Il percorso di pace in ogni caso resta al momento difficilissimo e si gioca su un campo minato come quello cinese. Ieri il segretario di Stato americano Blinken è tornato ad avvisare Pechino dicendo che «gli Stati Uniti sono stati molto chiari con la Cina circa le implicazioni e conseguenze di un aiuto militare alla Russia, che rappresenterebbe un problema serio nelle relazioni tra Washington e Pechino», aggiungendo che «non esiteremo, ad esempio, a prendere di mira aziende o individui cinesi che violano le nostre sanzioni o sono comunque impegnati a sostenere lo sforzo bellico russo». Il piano di pace cinese è stato respinto da tutti, anche perché è sotto gli occhi di tutti l'ambiguità del Dragone che, promuovendo la fine del conflitto in Ucraina, punta a rilanciare la propria autorevolezza internazionale per avere mano libera su Taiwan.
Intanto anche il nostro Paese torna nel mirino. L'anchorman della tv russa Vladimir Solovyev, magnate e amico di Putin, ha attaccato l'Italia in video, definendo «bastardi» gli italiani, alleati dell'Ucraina.
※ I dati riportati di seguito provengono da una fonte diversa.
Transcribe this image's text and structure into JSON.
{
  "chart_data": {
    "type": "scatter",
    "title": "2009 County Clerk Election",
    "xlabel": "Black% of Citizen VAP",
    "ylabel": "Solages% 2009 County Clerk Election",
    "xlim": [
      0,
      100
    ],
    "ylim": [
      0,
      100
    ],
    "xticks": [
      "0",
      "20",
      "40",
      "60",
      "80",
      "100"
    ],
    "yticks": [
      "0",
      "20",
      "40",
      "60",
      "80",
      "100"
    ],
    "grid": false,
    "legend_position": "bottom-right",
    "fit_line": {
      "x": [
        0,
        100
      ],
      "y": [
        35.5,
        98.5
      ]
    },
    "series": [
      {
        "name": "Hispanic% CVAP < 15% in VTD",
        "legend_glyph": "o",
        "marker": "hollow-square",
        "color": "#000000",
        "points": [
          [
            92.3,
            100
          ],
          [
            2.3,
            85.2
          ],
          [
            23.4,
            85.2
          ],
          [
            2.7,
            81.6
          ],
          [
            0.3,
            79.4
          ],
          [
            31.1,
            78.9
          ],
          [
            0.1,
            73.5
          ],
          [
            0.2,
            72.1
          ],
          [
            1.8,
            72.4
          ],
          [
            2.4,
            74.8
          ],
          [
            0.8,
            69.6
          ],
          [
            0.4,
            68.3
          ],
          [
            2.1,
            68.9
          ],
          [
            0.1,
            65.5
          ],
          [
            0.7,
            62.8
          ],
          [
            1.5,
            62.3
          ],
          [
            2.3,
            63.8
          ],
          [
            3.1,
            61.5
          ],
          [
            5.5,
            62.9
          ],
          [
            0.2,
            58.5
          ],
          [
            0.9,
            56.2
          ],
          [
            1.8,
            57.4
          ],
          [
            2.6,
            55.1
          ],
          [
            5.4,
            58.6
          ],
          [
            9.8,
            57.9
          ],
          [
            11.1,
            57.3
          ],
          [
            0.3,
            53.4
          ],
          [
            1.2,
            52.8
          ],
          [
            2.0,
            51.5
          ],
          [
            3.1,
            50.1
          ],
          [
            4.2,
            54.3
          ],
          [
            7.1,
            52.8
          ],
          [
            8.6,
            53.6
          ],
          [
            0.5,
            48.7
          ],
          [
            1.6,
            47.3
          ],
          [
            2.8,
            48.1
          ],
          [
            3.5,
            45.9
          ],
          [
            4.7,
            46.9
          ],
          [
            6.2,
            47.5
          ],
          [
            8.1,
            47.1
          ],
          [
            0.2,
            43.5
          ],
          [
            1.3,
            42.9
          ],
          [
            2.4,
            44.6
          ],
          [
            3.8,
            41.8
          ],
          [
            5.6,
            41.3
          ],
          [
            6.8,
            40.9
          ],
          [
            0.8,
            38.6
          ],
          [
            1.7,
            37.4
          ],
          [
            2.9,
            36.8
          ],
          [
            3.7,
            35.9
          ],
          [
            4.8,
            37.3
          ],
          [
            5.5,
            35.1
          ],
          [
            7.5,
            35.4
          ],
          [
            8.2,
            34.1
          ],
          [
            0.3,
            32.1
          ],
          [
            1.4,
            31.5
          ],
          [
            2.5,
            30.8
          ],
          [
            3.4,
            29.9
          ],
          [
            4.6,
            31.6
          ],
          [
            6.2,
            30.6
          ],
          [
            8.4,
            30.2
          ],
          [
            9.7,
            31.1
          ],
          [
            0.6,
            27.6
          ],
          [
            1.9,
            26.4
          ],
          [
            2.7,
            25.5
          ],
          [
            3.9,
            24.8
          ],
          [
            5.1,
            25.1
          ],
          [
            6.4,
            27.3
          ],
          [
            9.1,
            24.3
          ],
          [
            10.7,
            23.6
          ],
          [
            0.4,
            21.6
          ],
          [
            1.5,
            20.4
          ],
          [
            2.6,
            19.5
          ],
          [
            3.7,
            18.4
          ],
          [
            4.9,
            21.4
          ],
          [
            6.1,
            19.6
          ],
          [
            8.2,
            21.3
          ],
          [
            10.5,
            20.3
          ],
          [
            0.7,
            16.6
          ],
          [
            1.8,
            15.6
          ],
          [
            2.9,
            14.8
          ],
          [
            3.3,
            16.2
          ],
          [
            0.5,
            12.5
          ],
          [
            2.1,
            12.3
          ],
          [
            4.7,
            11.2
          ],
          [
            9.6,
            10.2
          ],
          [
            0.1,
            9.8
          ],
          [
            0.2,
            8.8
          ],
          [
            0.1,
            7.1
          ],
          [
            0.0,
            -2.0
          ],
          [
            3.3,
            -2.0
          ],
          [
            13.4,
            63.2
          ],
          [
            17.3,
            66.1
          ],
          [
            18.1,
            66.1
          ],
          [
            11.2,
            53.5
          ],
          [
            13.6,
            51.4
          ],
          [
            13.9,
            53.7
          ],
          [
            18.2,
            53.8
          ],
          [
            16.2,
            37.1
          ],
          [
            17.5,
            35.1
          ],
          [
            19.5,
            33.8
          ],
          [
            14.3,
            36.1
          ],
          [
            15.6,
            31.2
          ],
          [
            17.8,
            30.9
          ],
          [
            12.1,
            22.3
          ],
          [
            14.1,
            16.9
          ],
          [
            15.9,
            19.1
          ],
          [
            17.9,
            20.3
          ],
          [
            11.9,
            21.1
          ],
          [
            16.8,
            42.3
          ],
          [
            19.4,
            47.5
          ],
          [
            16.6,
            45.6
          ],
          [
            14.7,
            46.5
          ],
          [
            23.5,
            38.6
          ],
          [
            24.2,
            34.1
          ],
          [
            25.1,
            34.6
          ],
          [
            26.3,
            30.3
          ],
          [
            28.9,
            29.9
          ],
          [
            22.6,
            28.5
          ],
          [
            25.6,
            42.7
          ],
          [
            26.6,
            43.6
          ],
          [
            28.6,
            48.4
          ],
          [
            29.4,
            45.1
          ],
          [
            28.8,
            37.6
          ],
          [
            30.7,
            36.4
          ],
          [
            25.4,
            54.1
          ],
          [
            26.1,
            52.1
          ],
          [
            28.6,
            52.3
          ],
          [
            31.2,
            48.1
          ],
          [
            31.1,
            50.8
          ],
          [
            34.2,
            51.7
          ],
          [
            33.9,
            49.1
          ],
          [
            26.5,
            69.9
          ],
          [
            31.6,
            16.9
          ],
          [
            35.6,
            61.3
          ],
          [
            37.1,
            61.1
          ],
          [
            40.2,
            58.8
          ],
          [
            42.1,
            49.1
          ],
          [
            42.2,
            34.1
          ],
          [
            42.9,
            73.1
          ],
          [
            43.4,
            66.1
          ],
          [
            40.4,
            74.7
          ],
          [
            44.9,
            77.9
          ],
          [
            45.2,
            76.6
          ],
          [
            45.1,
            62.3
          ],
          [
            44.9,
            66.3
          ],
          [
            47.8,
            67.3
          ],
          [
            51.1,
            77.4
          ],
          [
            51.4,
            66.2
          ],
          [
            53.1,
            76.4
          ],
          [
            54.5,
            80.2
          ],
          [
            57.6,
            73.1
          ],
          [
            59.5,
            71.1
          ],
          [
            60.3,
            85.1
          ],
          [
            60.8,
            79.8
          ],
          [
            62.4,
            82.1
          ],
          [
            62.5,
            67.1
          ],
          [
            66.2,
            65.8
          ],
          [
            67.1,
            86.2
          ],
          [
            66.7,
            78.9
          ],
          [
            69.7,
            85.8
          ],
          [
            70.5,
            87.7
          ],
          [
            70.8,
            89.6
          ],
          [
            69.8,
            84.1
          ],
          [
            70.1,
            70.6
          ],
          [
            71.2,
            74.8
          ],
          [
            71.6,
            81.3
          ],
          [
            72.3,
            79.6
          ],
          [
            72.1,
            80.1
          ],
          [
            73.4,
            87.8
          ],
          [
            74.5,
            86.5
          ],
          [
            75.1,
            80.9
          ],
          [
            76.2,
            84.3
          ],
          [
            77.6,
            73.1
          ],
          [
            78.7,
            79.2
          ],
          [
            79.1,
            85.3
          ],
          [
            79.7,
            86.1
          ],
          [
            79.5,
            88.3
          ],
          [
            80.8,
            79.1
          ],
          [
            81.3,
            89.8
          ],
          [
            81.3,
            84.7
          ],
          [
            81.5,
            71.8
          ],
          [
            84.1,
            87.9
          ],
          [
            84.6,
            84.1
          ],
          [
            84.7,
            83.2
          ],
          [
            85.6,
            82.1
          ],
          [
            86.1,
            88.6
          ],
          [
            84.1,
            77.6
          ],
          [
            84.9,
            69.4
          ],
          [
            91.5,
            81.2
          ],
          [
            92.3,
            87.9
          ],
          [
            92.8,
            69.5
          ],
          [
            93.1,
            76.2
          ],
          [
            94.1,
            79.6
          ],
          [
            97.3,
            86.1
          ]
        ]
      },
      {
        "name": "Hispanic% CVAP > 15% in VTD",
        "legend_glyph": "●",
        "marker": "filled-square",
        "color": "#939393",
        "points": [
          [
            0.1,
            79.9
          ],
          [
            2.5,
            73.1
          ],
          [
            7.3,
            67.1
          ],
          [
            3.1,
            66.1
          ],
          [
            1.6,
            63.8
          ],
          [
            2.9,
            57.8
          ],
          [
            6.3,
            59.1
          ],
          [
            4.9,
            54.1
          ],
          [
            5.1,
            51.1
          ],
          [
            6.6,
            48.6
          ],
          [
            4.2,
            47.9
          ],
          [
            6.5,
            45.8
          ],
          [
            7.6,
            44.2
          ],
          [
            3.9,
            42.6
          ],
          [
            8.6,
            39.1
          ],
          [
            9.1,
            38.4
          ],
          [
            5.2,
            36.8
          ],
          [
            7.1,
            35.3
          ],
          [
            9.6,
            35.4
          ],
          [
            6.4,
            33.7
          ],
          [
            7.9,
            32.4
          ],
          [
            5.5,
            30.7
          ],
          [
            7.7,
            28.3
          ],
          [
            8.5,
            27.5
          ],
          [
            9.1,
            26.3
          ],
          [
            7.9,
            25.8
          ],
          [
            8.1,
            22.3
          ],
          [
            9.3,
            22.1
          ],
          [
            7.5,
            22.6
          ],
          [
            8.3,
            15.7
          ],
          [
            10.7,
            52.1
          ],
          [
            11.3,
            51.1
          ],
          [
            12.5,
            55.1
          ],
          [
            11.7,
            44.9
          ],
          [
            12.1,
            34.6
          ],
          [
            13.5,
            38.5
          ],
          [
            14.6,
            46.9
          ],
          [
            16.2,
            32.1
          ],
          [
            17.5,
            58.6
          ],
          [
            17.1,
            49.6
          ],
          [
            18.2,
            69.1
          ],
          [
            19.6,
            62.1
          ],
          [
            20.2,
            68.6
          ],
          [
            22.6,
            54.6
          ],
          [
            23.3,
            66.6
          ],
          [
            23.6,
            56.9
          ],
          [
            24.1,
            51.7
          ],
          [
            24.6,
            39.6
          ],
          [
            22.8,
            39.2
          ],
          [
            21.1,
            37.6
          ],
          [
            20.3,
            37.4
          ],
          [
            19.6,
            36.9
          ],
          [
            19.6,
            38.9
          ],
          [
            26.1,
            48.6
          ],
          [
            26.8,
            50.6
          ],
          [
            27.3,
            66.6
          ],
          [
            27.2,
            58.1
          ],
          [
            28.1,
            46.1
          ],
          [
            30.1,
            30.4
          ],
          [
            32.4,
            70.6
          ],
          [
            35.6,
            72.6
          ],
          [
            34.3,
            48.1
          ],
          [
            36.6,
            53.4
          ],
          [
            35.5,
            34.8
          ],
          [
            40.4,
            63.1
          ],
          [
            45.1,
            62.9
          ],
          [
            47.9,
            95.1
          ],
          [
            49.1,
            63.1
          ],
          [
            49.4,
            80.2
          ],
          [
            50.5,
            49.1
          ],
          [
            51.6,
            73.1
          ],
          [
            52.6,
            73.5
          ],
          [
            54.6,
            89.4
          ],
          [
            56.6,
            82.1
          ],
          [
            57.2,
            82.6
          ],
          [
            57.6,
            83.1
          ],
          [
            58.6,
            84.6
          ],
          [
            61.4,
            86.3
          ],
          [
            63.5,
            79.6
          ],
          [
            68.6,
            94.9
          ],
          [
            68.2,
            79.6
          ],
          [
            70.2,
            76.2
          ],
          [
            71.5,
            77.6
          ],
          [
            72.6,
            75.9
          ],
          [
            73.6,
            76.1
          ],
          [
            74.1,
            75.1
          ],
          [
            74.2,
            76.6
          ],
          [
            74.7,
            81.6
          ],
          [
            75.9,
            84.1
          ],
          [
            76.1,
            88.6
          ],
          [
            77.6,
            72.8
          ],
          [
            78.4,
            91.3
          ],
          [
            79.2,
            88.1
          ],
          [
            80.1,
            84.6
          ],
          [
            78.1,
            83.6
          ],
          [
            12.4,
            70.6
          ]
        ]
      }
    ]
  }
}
«Chissà se a Milano si ricordano come baciavano le mani dei soldati russi», ha detto in diretta tv, con riferimento alla campagna italiana di Suvorov nel Nord Italia tra l'aprile e il settembre 1799, quando il generale russo, a capo dell'armata russo-austriaca, sconfisse l'esercito francese costringendolo a lasciare Milano. «Se fate i maleducati con noi, voi bastardi, dovete tremare. I russi partono piano, ma poi vanno veloce». La consueta moderazione tendente al pacifismo russo.